Gentur Putro Jati, CNN Indonesia | Jumat, 01/07/2016 19:23 WIB
Holding Energi Perbesar Pangsa Pasar Perusahaan Pelat Merah Dengan beroperasi semakin efisien, maka keuntungan yang diperoleh PGN maupun Pertamina dalam satu holding semakin besar. (REUTERS/Darren Whiteside).
Jakarta, CNN Indonesia -- Penggabungan PT Perusahaan Gas Negara Tbk (PGN) ke dalam PT Pertamina (Persero) menjadi perusahaan holding akan membuat penguasaan pasar sektor hilir minyak dan gas bumi (migas) semakin besar. Terlebih, sebelumnya Pertamina telah memiliki anak usaha PT Pertamina Gas (Pertagas) yang bergerak di bidang usaha yang sama.

"Holding akan menciptakan efisiensi karena banyak fungsi yang sama dan bisa digabung satu dengan yang lain. Market share seharusnya bertambah karena penguasaan sektor hilir migas dengan penggabungan kedua perusahaan akan semakin besar," ujar Satya W. Yudha, Anggota Komisi VII Dewan Perwakilan Rakyat (DPR), Jumat (1/7).

Menurut Satya dengan beroperasi semakin efisien, maka keuntungan yang diperoleh PGN maupun Pertamina dalam satu holding semakin besar.


"Otomatis jika efisien tentu bisa meningkatkan investasi karena pasti akan timbul keuntungan dengan adanya keuntungan bisa dibuat ulang investasi lainnya dengan sektor yang sama," ungkap Satya.

Tahun ini Pertamina menganggarkan belanja modal US$366,3 juta untuk pemanfaatan gas atau 6,9 persen dari total investasi perseroan yang mencapai US$5,31 miliar. Sementara itu, belanja modal PGN tahun ini sekitar US$500 juta.

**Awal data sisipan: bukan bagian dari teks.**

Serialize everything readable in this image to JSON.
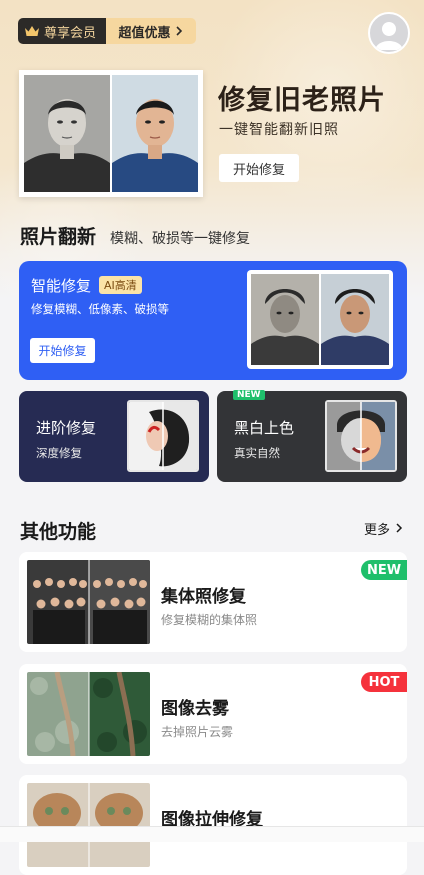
{
  "header": {
    "vip_label": "尊享会员",
    "promo_label": "超值优惠",
    "crown_icon": "crown-icon",
    "avatar_icon": "user-avatar-icon"
  },
  "hero": {
    "title": "修复旧老照片",
    "subtitle": "一键智能翻新旧照",
    "button": "开始修复"
  },
  "photo_renew": {
    "title": "照片翻新",
    "subtitle": "模糊、破损等一键修复",
    "smart_card": {
      "title": "智能修复",
      "badge": "AI高清",
      "desc": "修复模糊、低像素、破损等",
      "button": "开始修复"
    },
    "advanced_card": {
      "title": "进阶修复",
      "desc": "深度修复"
    },
    "colorize_card": {
      "title": "黑白上色",
      "desc": "真实自然",
      "badge": "NEW"
    }
  },
  "other": {
    "title": "其他功能",
    "more": "更多",
    "items": [
      {
        "title": "集体照修复",
        "desc": "修复模糊的集体照",
        "badge": "NEW",
        "badge_color": "#1fbf6b"
      },
      {
        "title": "图像去雾",
        "desc": "去掉照片云雾",
        "badge": "HOT",
        "badge_color": "#f5323c"
      },
      {
        "title": "图像拉伸修复",
        "desc": "",
        "badge": "",
        "badge_color": ""
      }
    ]
  },
  "colors": {
    "accent_blue": "#2f5ff4",
    "dark_navy": "#262b53",
    "gold": "#f6d79f"
  }
}
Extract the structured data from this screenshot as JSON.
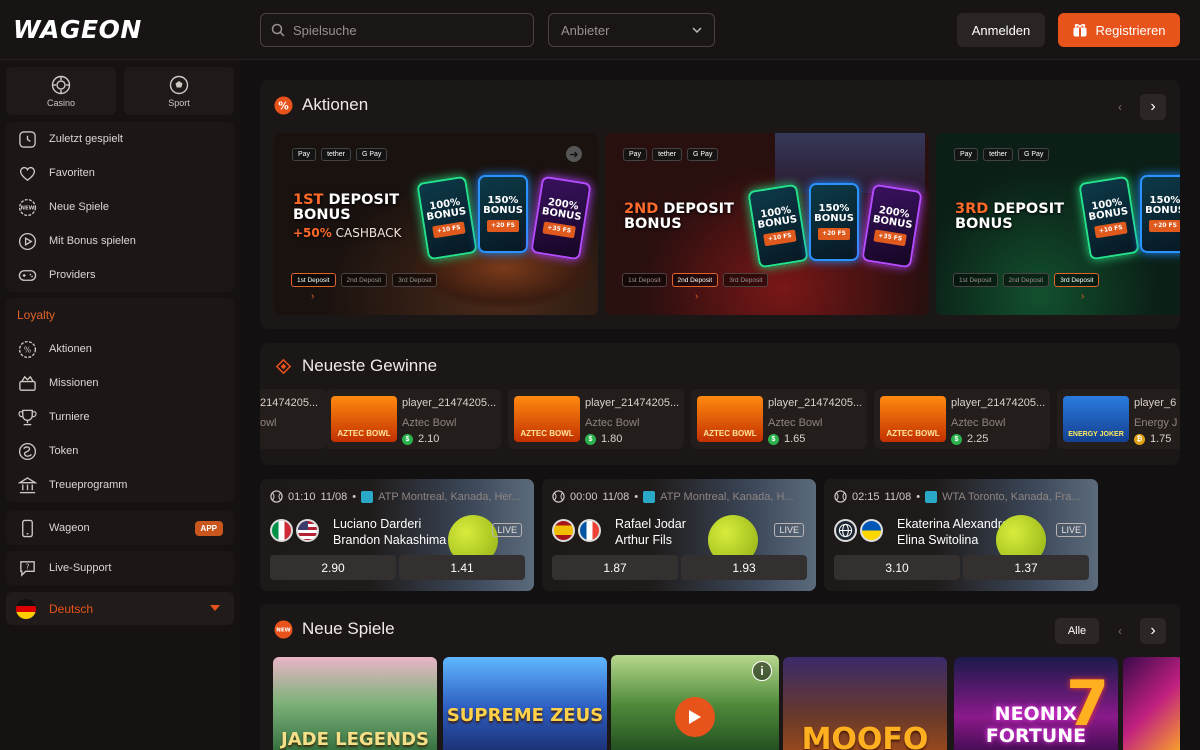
{
  "header": {
    "logo": "WAGEON",
    "search_placeholder": "Spielsuche",
    "provider_label": "Anbieter",
    "login_label": "Anmelden",
    "register_label": "Registrieren"
  },
  "sidebar": {
    "mode_tabs": [
      {
        "label": "Casino",
        "icon": "casino-chip-icon"
      },
      {
        "label": "Sport",
        "icon": "soccer-ball-icon"
      }
    ],
    "nav": [
      {
        "label": "Zuletzt gespielt",
        "icon": "recent-icon"
      },
      {
        "label": "Favoriten",
        "icon": "heart-icon"
      },
      {
        "label": "Neue Spiele",
        "icon": "new-badge-icon"
      },
      {
        "label": "Mit Bonus spielen",
        "icon": "play-bonus-icon"
      },
      {
        "label": "Providers",
        "icon": "gamepad-icon"
      }
    ],
    "loyalty_heading": "Loyalty",
    "loyalty": [
      {
        "label": "Aktionen",
        "icon": "promo-icon"
      },
      {
        "label": "Missionen",
        "icon": "missions-icon"
      },
      {
        "label": "Turniere",
        "icon": "trophy-icon"
      },
      {
        "label": "Token",
        "icon": "token-icon"
      },
      {
        "label": "Treueprogramm",
        "icon": "loyalty-program-icon"
      }
    ],
    "app_label": "Wageon",
    "app_badge": "APP",
    "support_label": "Live-Support",
    "language": "Deutsch"
  },
  "promotions": {
    "title": "Aktionen",
    "pay_methods": [
      "Pay",
      "tether",
      "G Pay"
    ],
    "steps": [
      "1st Deposit",
      "2nd Deposit",
      "3rd Deposit"
    ],
    "cards": [
      {
        "line1": "1ST",
        "line1_rest": "DEPOSIT",
        "line2": "BONUS",
        "sub_hl": "+50%",
        "sub": "CASHBACK",
        "bonuses": [
          {
            "pct": "100%",
            "word": "BONUS",
            "fs": "+10 FS"
          },
          {
            "pct": "150%",
            "word": "BONUS",
            "fs": "+20 FS"
          },
          {
            "pct": "200%",
            "word": "BONUS",
            "fs": "+35 FS"
          }
        ]
      },
      {
        "line1": "2ND",
        "line1_rest": "DEPOSIT",
        "line2": "BONUS",
        "bonuses": [
          {
            "pct": "100%",
            "word": "BONUS",
            "fs": "+10 FS"
          },
          {
            "pct": "150%",
            "word": "BONUS",
            "fs": "+20 FS"
          },
          {
            "pct": "200%",
            "word": "BONUS",
            "fs": "+35 FS"
          }
        ]
      },
      {
        "line1": "3RD",
        "line1_rest": "DEPOSIT",
        "line2": "BONUS",
        "bonuses": [
          {
            "pct": "100%",
            "word": "BONUS",
            "fs": "+10 FS"
          },
          {
            "pct": "150%",
            "word": "BONUS",
            "fs": "+20 FS"
          }
        ]
      }
    ]
  },
  "winners": {
    "title": "Neueste Gewinne",
    "items": [
      {
        "player": "player_21474205...",
        "game": "Aztec Bowl",
        "amount": "2.10",
        "thumb_text": "AZTEC BOWL"
      },
      {
        "player": "player_21474205...",
        "game": "Aztec Bowl",
        "amount": "1.80",
        "thumb_text": "AZTEC BOWL"
      },
      {
        "player": "player_21474205...",
        "game": "Aztec Bowl",
        "amount": "1.65",
        "thumb_text": "AZTEC BOWL"
      },
      {
        "player": "player_21474205...",
        "game": "Aztec Bowl",
        "amount": "2.25",
        "thumb_text": "AZTEC BOWL"
      }
    ],
    "partial_left_player": "21474205...",
    "partial_left_game": "owl",
    "partial_right_player": "player_6",
    "partial_right_game": "Energy J",
    "partial_right_amount": "1.75",
    "partial_right_thumb": "ENERGY JOKER"
  },
  "matches": [
    {
      "time": "01:10",
      "date": "11/08",
      "league": "ATP Montreal, Kanada, Her...",
      "p1": "Luciano Darderi",
      "p2": "Brandon Nakashima",
      "live": "LIVE",
      "odd1": "2.90",
      "odd2": "1.41"
    },
    {
      "time": "00:00",
      "date": "11/08",
      "league": "ATP Montreal, Kanada, H...",
      "p1": "Rafael Jodar",
      "p2": "Arthur Fils",
      "live": "LIVE",
      "odd1": "1.87",
      "odd2": "1.93"
    },
    {
      "time": "02:15",
      "date": "11/08",
      "league": "WTA Toronto, Kanada, Fra...",
      "p1": "Ekaterina Alexandrova",
      "p2": "Elina Switolina",
      "live": "LIVE",
      "odd1": "3.10",
      "odd2": "1.37"
    }
  ],
  "new_games": {
    "title": "Neue Spiele",
    "all_label": "Alle",
    "games": [
      {
        "title": "JADE LEGENDS"
      },
      {
        "title": "SUPREME ZEUS"
      },
      {
        "title": ""
      },
      {
        "title": "MOOFO"
      },
      {
        "title": "NEONIX FORTUNE"
      },
      {
        "title": ""
      }
    ]
  }
}
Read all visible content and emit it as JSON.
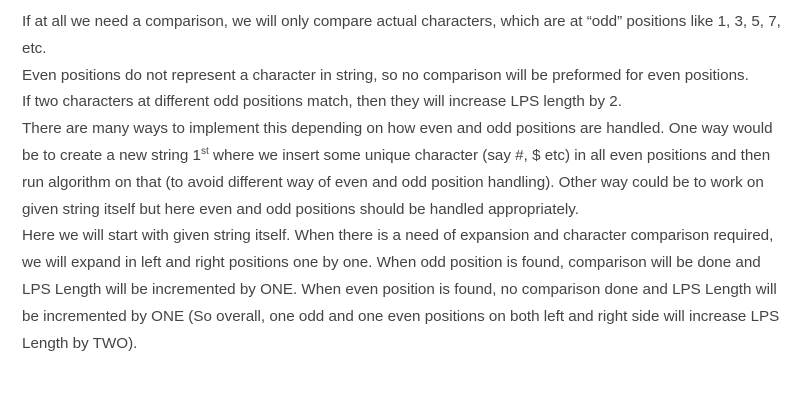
{
  "paragraphs": {
    "p1": {
      "text": "If at all we need a comparison, we will only compare actual characters, which are at “odd” positions like 1, 3, 5, 7, etc."
    },
    "p2": {
      "text": "Even positions do not represent a character in string, so no comparison will be preformed for even positions."
    },
    "p3": {
      "text": "If two characters at different odd positions match, then they will increase LPS length by 2."
    },
    "p4": {
      "before": "There are many ways to implement this depending on how even and odd positions are handled. One way would be to create a new string 1",
      "sup": "st",
      "after": " where we insert some unique character (say #, $ etc) in all even positions and then run algorithm on that (to avoid different way of even and odd position handling). Other way could be to work on given string itself but here even and odd positions should be handled appropriately."
    },
    "p5": {
      "text": "Here we will start with given string itself. When there is a need of expansion and character comparison required, we will expand in left and right positions one by one. When odd position is found, comparison will be done and LPS Length will be incremented by ONE. When even position is found, no comparison done and LPS Length will be incremented by ONE (So overall, one odd and one even positions on both left and right side will increase LPS Length by TWO)."
    }
  }
}
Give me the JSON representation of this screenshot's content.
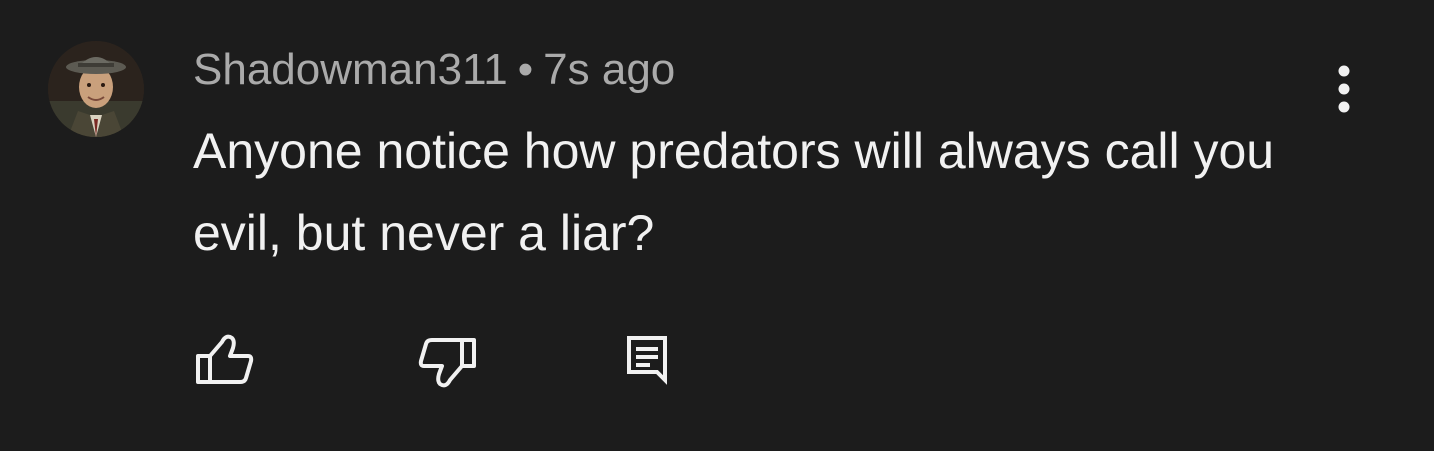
{
  "comment": {
    "author": "Shadowman311",
    "separator": "•",
    "timestamp": "7s ago",
    "text": "Anyone notice how predators will always call you evil, but never a liar?"
  },
  "actions": {
    "like_icon": "thumbs-up-icon",
    "dislike_icon": "thumbs-down-icon",
    "reply_icon": "reply-comment-icon",
    "more_icon": "more-vertical-icon"
  },
  "colors": {
    "background": "#1c1c1c",
    "primary_text": "#f1f1f1",
    "secondary_text": "#aaaaaa"
  }
}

Kementerian Badan Usaha Milik Negara (BUMN) sebelumnya memutuskan untuk menggabungkan PGN ke dalam Pertamina. Realisasi penggabungan kedua BUMN menunggu terbitnya Peraturan Pemerintah tentang pembentukan holding BUMN.

Tahun Ketiga

Berly Martawardaya, Staf Pengajar Fakultas Ekonomi Universitas Indonesia menuturkan pembentukan holding memang tidak akan serta merta meningkatkan keuntungan dari kedua perusahaan yang digabungkan. Biasanya, pada 1-2 tahun pertama menjadi masa penyesuaian dan reorganisasi sekaligus penggabungan budaya kerja.

"Jika semua berjalan lancar dan market bagus maka pada tahun ketiga, holding akan berpotensi meningkatkan margin dan keuntungannya," katanya.

Menurut Berly, keuntungan utama dari penggabungan PGN ke dalam Pertamina adalah sinergi dan koordinasi. Sehingga pembeli dan penjual gas bisa berurusan hanya dengan satu entitas. Selain itu, dengan menurunnya cost of transaction dan single agency benefit, berpotensi untuk menarik investasi yang lebih besar.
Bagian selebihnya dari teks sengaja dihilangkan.